B'tselem stated that Israeli condemnations would remain mere rhetoric if such attacks were allowed to continue, noting that in the past three years nine Palestinian homes had been subject to firebombing and no one has yet to be incriminated in any of the cases. Yuval Diskin, ex-head of the Shin Bet intelligence agency, reflecting on Israel's response to such attacks, stated that an anarchistic state was being formed in southern West Bank which was violent and developing racist ideologies and that these are being handled tolerantly by the Israeli judicial system. He claimed that, in this part of the West Bank, 'law enforcement is shockingly weak towards Jews.' According to the UN, since the beginning of 2015 at least 120 settler attacks have been documented in West Bank, and Yesh Din statistics suggest over 92.6% of Palestinian complaints lodged with Israeli security forces never led to charges being filed.

Palestinians responded to the arson with large protests that resulted in violent confrontation with the Israeli forces.
One Palestinian, 17-year-old Laith al-Khaldi, was shot by the IDF and later died of his wounds in a Ramallah hospital. 2,000 Israelis gathered in Tel Aviv in a rally organized by Peace Now to protest the incident, and hundreds attended a protest in Jerusalem against the arson.
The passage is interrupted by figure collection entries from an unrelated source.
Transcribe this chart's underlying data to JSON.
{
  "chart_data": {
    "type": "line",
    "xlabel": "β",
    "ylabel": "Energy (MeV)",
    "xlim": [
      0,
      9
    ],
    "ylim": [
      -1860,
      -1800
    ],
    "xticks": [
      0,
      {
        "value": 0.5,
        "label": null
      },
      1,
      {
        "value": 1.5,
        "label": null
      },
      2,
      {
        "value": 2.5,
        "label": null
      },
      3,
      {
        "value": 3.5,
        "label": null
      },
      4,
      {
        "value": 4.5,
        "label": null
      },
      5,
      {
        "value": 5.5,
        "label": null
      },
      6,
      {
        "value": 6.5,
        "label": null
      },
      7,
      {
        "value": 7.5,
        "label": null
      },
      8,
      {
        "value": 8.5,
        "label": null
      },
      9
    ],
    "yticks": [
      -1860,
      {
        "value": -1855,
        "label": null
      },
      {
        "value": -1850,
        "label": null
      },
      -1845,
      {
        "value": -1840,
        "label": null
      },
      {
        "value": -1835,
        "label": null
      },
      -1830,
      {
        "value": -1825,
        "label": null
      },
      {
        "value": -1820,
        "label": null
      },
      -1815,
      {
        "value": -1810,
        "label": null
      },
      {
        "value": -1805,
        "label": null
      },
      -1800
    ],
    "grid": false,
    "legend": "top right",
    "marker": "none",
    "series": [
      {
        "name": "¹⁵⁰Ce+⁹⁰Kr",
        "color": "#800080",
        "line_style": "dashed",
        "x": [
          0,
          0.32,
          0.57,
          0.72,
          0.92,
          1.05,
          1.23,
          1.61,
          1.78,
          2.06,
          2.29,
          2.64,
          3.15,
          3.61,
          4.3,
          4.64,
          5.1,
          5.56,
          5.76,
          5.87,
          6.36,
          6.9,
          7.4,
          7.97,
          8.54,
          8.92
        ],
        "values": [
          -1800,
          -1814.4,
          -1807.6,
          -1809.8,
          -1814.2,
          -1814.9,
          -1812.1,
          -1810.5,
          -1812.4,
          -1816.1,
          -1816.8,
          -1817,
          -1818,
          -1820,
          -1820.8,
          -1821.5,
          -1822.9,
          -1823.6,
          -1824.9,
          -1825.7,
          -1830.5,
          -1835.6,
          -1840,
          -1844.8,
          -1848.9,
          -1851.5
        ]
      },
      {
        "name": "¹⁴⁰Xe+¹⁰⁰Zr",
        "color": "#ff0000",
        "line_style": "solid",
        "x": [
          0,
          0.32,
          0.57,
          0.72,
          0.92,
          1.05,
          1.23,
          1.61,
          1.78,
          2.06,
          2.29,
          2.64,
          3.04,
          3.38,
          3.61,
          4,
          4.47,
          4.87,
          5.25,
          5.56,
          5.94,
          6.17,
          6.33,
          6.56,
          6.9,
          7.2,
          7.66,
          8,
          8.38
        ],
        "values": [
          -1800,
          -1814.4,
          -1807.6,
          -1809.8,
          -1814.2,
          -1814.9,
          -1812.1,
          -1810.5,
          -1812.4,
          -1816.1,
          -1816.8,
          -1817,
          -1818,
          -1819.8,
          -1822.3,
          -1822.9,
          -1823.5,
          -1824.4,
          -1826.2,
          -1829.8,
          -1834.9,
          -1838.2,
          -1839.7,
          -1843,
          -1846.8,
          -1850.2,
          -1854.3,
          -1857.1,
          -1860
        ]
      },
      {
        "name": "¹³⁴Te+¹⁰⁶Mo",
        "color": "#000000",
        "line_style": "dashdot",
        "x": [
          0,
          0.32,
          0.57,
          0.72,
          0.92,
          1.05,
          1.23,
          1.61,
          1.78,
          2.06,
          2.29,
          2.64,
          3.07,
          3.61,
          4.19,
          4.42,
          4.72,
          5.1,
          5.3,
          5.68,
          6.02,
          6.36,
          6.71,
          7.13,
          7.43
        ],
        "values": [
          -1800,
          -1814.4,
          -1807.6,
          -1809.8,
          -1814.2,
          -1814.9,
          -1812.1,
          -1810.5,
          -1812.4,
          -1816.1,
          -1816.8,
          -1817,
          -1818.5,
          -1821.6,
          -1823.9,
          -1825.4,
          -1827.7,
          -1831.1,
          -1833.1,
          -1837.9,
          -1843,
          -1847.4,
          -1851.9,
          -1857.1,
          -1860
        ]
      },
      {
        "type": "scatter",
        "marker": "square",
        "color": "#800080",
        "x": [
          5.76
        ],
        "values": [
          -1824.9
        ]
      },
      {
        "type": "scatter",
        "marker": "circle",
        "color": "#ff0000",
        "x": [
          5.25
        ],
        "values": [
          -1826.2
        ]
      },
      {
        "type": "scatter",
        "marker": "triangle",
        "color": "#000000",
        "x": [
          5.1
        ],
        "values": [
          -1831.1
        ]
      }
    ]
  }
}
On 2 August 2015, the Israeli cabinet approved applying administrative detention measures, hitherto used solely against Palestinian suspects, also against Jewish Israeli citizens suspected of participating in terror attacks against Palestinians.

After the attack, villagers started patrolling the village to protect it from Israeli settlers.

On 4 August 2015, the police requested information from the public as they sought to identify the arsonists. Elisha Odess (aged 17, at the time), who was put under home detention the day after the Dumas firebombing and detained on 25 November as a suspect, has dual Israeli-American citizenship. He and the other suspects are described as coming from "the heart of the settlement movement, the byproduct of its educational system".

Bayit Yehudi leader Naftali Bennett, commenting on the flood of emails from people claiming they would no longer vote for his party because of his defense of the Shin Bet's Jewish Agency, which is investigating the crime, said Ben-Gvir, the suspects' Kahanist attorney, was a genius running a propaganda campaign for their release. Their interrogation, in Nahum Barnea's words, was being portrayed as "a long and arduous physical and mental torture. The suspects' bodies were stretched and shrunk on a Procrustean bed; they were electrocuted; they were sexually harassed, suffered kicking to the chest, bruising, slapping; a female interrogator groped them." Bennett argues that, "Those who support the use of exceptional methods against Palestinian terrorism, should support the use of exceptional methods against Jewish terrorism."

== Reprisals ==
On 14 August 2015, a gas station was firebombed on Route 60 near the West Bank settlement Eli. Later, two Palestinian from Awarta, members of the PFLP, claimed the attack was a retaliation for the firebombing at Duma.

Several media outlets have additionally attributed the wave of stabbing attacks by Palestinians from late 2015 through 2016 at least partly to the Duma arson killings as well as Israeli delays in pressing charges against any suspects.